Le professeur Benjamin Fung et le doctorant Gaby Dagher de l'Université Concordia publieront sous peu leurs découvertes dans la revue Data & Knowledge Engineering, mais certains policiers ont déjà recours à leur technique.

Souvent, avant leurs arrestations, les cyberprédateurs et autres criminels du web tentent d'effacer de leurs ordinateurs les données qui pourraient les incriminer.

Parfois, les experts doivent travailler plusieurs mois pour retrouver les éléments de preuve nécessaires à la condamnation.

C'est que les ordinateurs actuels peuvent contenir des océans de données personnelles, si bien que les analystes avaient besoin de plusieurs semaines, voire des mois pour retracer une quantité suffisante d'éléments de preuve.

Maintenant, grâce à la nouvelle technique, le temps de traitement des données est radicalement réduit.
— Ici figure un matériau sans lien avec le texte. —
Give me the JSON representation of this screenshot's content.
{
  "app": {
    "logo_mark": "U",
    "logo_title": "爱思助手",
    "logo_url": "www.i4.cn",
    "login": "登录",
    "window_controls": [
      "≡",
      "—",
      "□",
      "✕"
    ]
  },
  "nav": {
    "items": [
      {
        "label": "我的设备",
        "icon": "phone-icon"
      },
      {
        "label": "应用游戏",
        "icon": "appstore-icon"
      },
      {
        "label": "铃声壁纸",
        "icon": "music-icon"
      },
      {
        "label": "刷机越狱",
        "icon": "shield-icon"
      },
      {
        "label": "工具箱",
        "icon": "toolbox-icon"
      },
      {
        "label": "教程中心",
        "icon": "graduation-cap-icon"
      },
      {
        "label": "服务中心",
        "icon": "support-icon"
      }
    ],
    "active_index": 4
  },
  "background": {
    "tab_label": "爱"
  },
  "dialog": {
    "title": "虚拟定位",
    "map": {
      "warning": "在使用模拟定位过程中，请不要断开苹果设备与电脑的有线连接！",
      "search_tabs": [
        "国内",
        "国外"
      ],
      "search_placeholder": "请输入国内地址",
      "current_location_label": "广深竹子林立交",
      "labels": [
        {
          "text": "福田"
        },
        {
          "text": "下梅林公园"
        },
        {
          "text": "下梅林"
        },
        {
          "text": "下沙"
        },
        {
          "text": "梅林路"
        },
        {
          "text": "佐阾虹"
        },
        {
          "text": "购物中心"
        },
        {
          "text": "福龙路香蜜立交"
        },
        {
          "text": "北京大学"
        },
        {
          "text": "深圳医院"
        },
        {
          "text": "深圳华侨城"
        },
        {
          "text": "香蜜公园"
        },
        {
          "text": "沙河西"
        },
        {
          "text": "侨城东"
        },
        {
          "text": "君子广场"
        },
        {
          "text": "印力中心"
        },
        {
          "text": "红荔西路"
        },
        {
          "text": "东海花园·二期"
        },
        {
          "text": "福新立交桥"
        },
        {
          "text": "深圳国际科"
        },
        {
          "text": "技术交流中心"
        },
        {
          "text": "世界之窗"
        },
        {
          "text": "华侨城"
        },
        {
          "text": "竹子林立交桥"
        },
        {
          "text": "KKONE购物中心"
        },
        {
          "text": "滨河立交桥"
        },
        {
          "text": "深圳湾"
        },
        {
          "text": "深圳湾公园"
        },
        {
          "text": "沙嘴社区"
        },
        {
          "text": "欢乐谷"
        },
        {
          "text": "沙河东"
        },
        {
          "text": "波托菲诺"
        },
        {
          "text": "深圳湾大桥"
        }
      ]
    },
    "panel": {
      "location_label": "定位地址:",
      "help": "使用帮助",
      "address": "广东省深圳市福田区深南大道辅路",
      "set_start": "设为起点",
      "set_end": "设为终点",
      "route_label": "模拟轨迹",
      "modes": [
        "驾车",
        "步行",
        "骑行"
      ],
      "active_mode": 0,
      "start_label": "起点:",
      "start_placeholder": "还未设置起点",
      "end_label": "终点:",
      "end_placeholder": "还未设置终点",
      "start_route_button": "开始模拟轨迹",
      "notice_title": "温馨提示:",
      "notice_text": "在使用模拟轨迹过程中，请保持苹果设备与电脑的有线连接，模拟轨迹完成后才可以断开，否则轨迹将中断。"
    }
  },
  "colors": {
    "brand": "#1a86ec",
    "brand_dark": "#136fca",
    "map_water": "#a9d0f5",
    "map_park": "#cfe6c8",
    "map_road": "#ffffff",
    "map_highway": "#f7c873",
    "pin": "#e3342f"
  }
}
Ce qui prenait auparavant des mois ne prend désormais que quelques minutes.

Les enquêteurs criminels peuvent ainsi extraire rapidement des informations enfouies dans un grand volume de textes.

Le duo de chercheurs a aussi mis au point un nouveau moteur de recherche qui aide les enquêteurs à reconnaître les documents pertinents parmi un grand volume de textes.

Les expériences menées à ce jour à l'aide de données criminelles réelles indiquent que l'approche est plus efficace que les démarches classiques.

Selon M. Dagher, la technique pourrait être bientôt utilisée par des organismes d'application de la loi partout sur la planète. Les futurs cybercriminels pourraient ainsi subir leurs procès plus rapidement, ce qui entraînerait une économie de temps pour les policiers, et d'argent pour les contribuables.